Her newest single from her upcoming debut LP Immunity, due for release on August 2nd, is “Closer To You”, a gorgeous swell of tippity tappity trap-pop. The naysayers might actually warm to “Closer To You” as it features a trendy production job courtesy of Cottrill herself and former Vampire Weekender Rostam. The track hones in on tricky relationship qualms and the stifling presence of a lover. You can hear Cottrill’s alienation with the initial spark she and this person had with the glistening autotune, but simultaneously there are contradictions in her as the sun-kissed glow of the chorus comes in and Cottrill somewhat begrudgedly admits: ‘The things you do/Only make me want to get closer to you/And the things that you say/Only make me want to stay’. Cottrill is young, still only 20 years of age, and she translates coming-of-age indecision with wholesome pang.

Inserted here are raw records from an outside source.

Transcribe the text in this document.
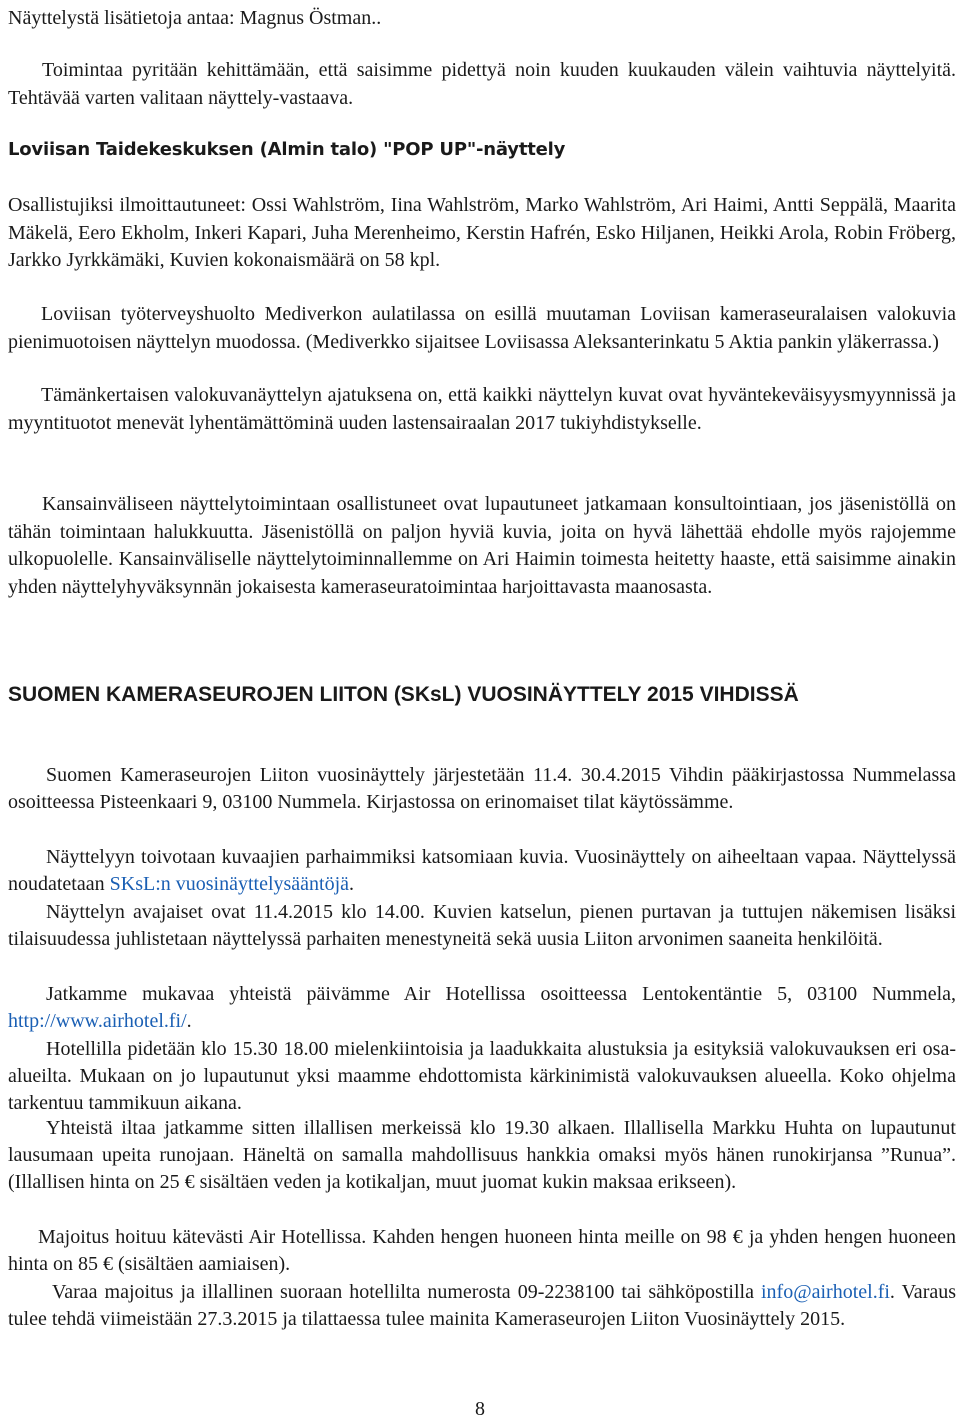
Näyttelystä lisätietoja antaa: Magnus Östman..

Toimintaa pyritään kehittämään, että saisimme pidettyä noin kuuden kuukauden välein vaihtuvia näyttelyitä. Tehtävää varten valitaan näyttely-vastaava.

Loviisan Taidekeskuksen (Almin talo) "POP UP"-näyttely

Osallistujiksi ilmoittautuneet: Ossi Wahlström, Iina Wahlström, Marko Wahlström, Ari Haimi, Antti Seppälä, Maarita Mäkelä, Eero Ekholm, Inkeri Kapari, Juha Merenheimo, Kerstin Hafrén, Esko Hiljanen, Heikki Arola, Robin Fröberg, Jarkko Jyrkkämäki, Kuvien kokonaismäärä on 58 kpl.

Loviisan työterveyshuolto Mediverkon aulatilassa on esillä muutaman Loviisan kameraseuralaisen valokuvia pienimuotoisen näyttelyn muodossa. (Mediverkko sijaitsee Loviisassa Aleksanterinkatu 5 Aktia pankin yläkerrassa.)

Tämänkertaisen valokuvanäyttelyn ajatuksena on, että kaikki näyttelyn kuvat ovat hyväntekeväisyysmyynnissä ja myyntituotot menevät lyhentämättöminä uuden lastensairaalan 2017 tukiyhdistykselle.

Kansainväliseen näyttelytoimintaan osallistuneet ovat lupautuneet jatkamaan konsultointiaan, jos jäsenistöllä on tähän toimintaan halukkuutta. Jäsenistöllä on paljon hyviä kuvia, joita on hyvä lähettää ehdolle myös rajojemme ulkopuolelle. Kansainväliselle näyttelytoiminnallemme on Ari Haimin toimesta heitetty haaste, että saisimme ainakin yhden näyttelyhyväksynnän jokaisesta kameraseuratoimintaa harjoittavasta maanosasta.

SUOMEN KAMERASEUROJEN LIITON (SKsL) VUOSINÄYTTELY 2015 VIHDISSÄ

Suomen Kameraseurojen Liiton vuosinäyttely järjestetään 11.4. 30.4.2015 Vihdin pääkirjastossa Nummelassa osoitteessa Pisteenkaari 9, 03100 Nummela. Kirjastossa on erinomaiset tilat käytössämme.

Näyttelyyn toivotaan kuvaajien parhaimmiksi katsomiaan kuvia. Vuosinäyttely on aiheeltaan vapaa. Näyttelyssä noudatetaan SKsL:n vuosinäyttelysääntöjä.

Näyttelyn avajaiset ovat 11.4.2015 klo 14.00. Kuvien katselun, pienen purtavan ja tuttujen näkemisen lisäksi tilaisuudessa juhlistetaan näyttelyssä parhaiten menestyneitä sekä uusia Liiton arvonimen saaneita henkilöitä.

Jatkamme mukavaa yhteistä päivämme Air Hotellissa osoitteessa Lentokentäntie 5, 03100 Nummela, http://www.airhotel.fi/.

Hotellilla pidetään klo 15.30 18.00 mielenkiintoisia ja laadukkaita alustuksia ja esityksiä valokuvauksen eri osa-alueilta. Mukaan on jo lupautunut yksi maamme ehdottomista kärkinimistä valokuvauksen alueella. Koko ohjelma tarkentuu tammikuun aikana.

Yhteistä iltaa jatkamme sitten illallisen merkeissä klo 19.30 alkaen. Illallisella Markku Huhta on lupautunut lausumaan upeita runojaan. Häneltä on samalla mahdollisuus hankkia omaksi myös hänen runokirjansa ”Runua”. (Illallisen hinta on 25 € sisältäen veden ja kotikaljan, muut juomat kukin maksaa erikseen).

Majoitus hoituu kätevästi Air Hotellissa. Kahden hengen huoneen hinta meille on 98 € ja yhden hengen huoneen hinta on 85 € (sisältäen aamiaisen).

Varaa majoitus ja illallinen suoraan hotellilta numerosta 09-2238100 tai sähköpostilla info@airhotel.fi. Varaus tulee tehdä viimeistään 27.3.2015 ja tilattaessa tulee mainita Kameraseurojen Liiton Vuosinäyttely 2015.

8
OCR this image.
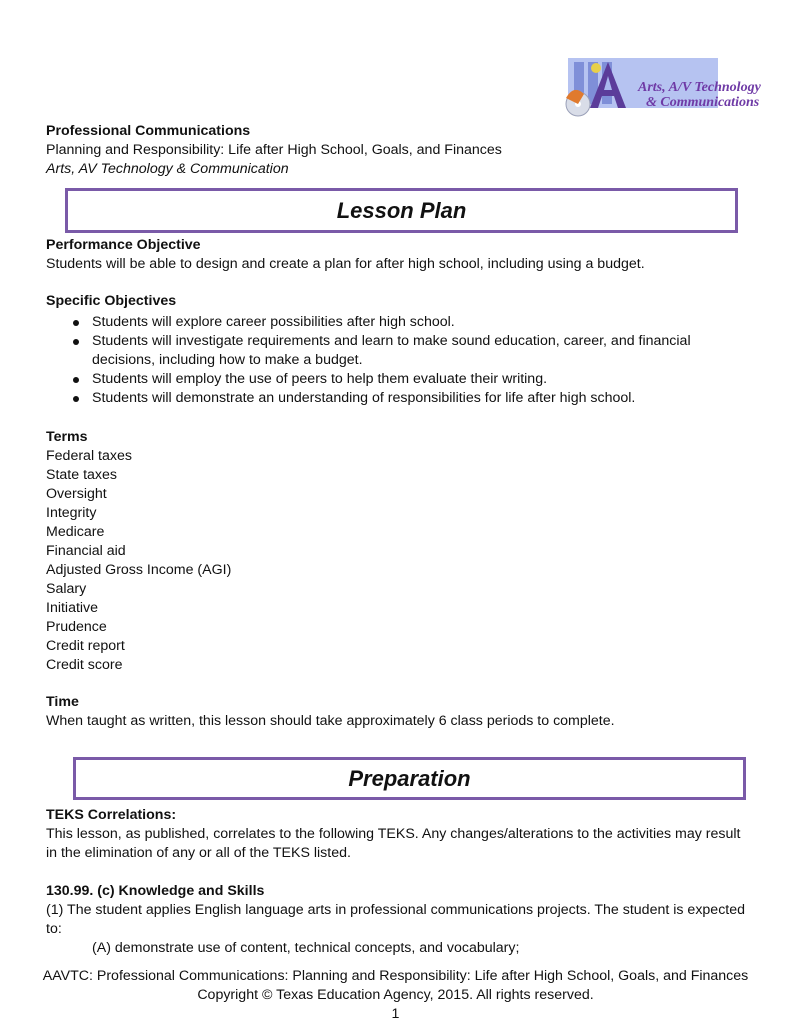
Arts, A/V Technology
& Communications
Professional Communications
Planning and Responsibility: Life after High School, Goals, and Finances
Arts, AV Technology & Communication
Lesson Plan
Performance Objective
Students will be able to design and create a plan for after high school, including using a budget.
Specific Objectives
Students will explore career possibilities after high school.
Students will investigate requirements and learn to make sound education, career, and financial decisions, including how to make a budget.
Students will employ the use of peers to help them evaluate their writing.
Students will demonstrate an understanding of responsibilities for life after high school.
Terms
Federal taxes
State taxes
Oversight
Integrity
Medicare
Financial aid
Adjusted Gross Income (AGI)
Salary
Initiative
Prudence
Credit report
Credit score
Time
When taught as written, this lesson should take approximately 6 class periods to complete.
Preparation
TEKS Correlations:
This lesson, as published, correlates to the following TEKS. Any changes/alterations to the activities may result in the elimination of any or all of the TEKS listed.
130.99. (c) Knowledge and Skills
(1) The student applies English language arts in professional communications projects. The student is expected to:
(A) demonstrate use of content, technical concepts, and vocabulary;
AAVTC: Professional Communications: Planning and Responsibility: Life after High School, Goals, and Finances
Copyright © Texas Education Agency, 2015. All rights reserved.
1
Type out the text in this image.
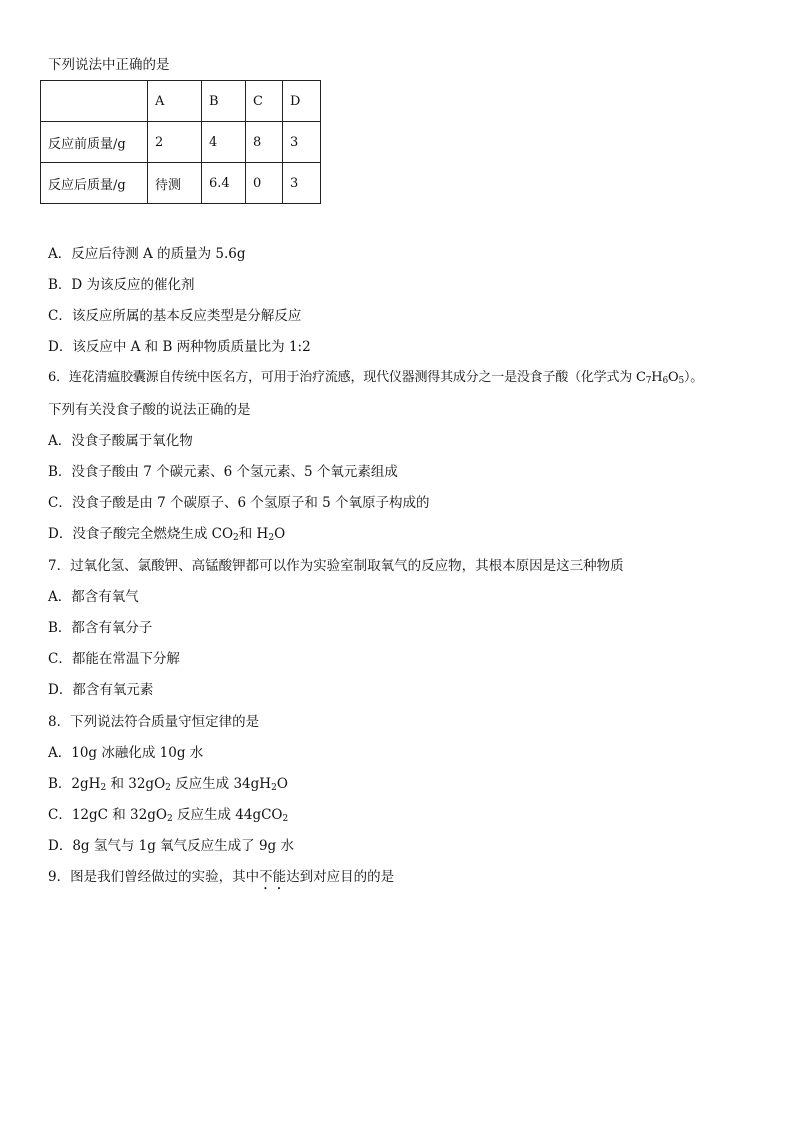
下列说法中正确的是
	A	B	C	D
反应前质量/g	2	4	8	3
反应后质量/g	待测	6.4	0	3
A．反应后待测 A 的质量为 5.6g
B．D 为该反应的催化剂
C．该反应所属的基本反应类型是分解反应
D．该反应中 A 和 B 两种物质质量比为 1:2
6．连花清瘟胶囊源自传统中医名方，可用于治疗流感，现代仪器测得其成分之一是没食子酸（化学式为 $C_7H_6O_5$）。
下列有关没食子酸的说法正确的是
A．没食子酸属于氧化物
B．没食子酸由 7 个碳元素、6 个氢元素、5 个氧元素组成
C．没食子酸是由 7 个碳原子、6 个氢原子和 5 个氧原子构成的
D．没食子酸完全燃烧生成 $CO_2$和 $H_2O$
7．过氧化氢、氯酸钾、高锰酸钾都可以作为实验室制取氧气的反应物，其根本原因是这三种物质
A．都含有氧气
B．都含有氧分子
C．都能在常温下分解
D．都含有氧元素
8．下列说法符合质量守恒定律的是
A．10g 冰融化成 10g 水
B．$2gH_2$ 和 $32gO_2$ 反应生成 $34gH_2O$
C．12gC 和 $32gO_2$ 反应生成 44gCO$_2$
D．8g 氢气与 1g 氧气反应生成了 9g 水
9．图是我们曾经做过的实验，其中不能达到对应目的的是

“Bags” is the first single from Immunity and is almost the opposite of “Closer To You” musically with its stiff and plodding guitar. Like “Closer To You”, “Bags” focuses on the now, on presence and the strangeness of stasis with a romantic interest. It is so gut-punchingly concrete, like when you become acutely aware of time passing and your spatial dimensions, something akin to the Japanese Buddhist term ‘Kenshō’, roughly translating to “seeing one’s true nature”. One of my favourite films from last year, Luca Guadagnino’s emotionally kaleidoscopic Call Me by Your Name, which traces the impact of a fleeting summer fling between Timothée Chalamet and Armie Hammer with the quivering rawness of an open wound. Clairo taps into this wonderfully with piano notes that hit you like a monochromatic image suddenly colourised and even a reference to the film itself: ‘All these little games/You can call me the name I gave you yesterday, yeah’. It is certainly apt as Cottrill has alluded to herself as “not entirely straight” in an interview and described “Bags” in its Genius Verified video as “definitely about one of my first experiences with a girl”. Keep an eye on Clairo, she’s got something in the bag (heh).

Joe Astill

Ché Aimee Dorval – Between the Walls & The Window

Honestly, this entry must as well have gone under our Heavy Delinquency series, seeing as this release has been out since 2018. In my defense, there’s a lot of music out there. I know that’s no defense but that’s the best I got, give me a break. Anyway, to the topic at hand; many readers of this blog will be familiar with Ché Aimee Dorval from her collaboration with one Devin Townsend, which took the form of Casualties of Cool, an outstanding project with an outstanding release, and one that I still hope will one day return. Even more importantly than its specific quality, that album should have sent anyone who listened a clear message: Dorval has far more to her than “just” a collaborator.

2018’s Between the Walls & The Window is further proof of that indelible fact. On it, Dorval utilizes her voice to brilliant results, melding it with a kind of soft-spoken, yet well composed, soft rock n’ roll that, funnily enough, reminds us of one Troy Baker and his excellent album from 2014, Sitting in the Fire. The comparisons don’t just stop at the instrumentation either; there’s something in how Dorval uses her voice, often modulating her higher pitched and more evocative cries (like on standout track “Buried”) that immediately reminds us of Baker’s own register.

However, Dorval also has the ability to produce deeper, more intimate vocal moments, like on the opening of “Erupt the Quietus” and, indeed, during many other moments on the album. This tool also served her well on Casualties of Cool and she brandishes it to equal efficacy on this release. These smaller moments coupled with the powerful, evocative, and explosive qualities of her register make this a memorable and moving album. Whether we get more material from Casualties of Cool or not, the contribution it has made to our lives far exceeds “just” the music on it, since it has introduced to this brilliant, ambitious, and accomplished artist in the form of Ché Aimee Dorval.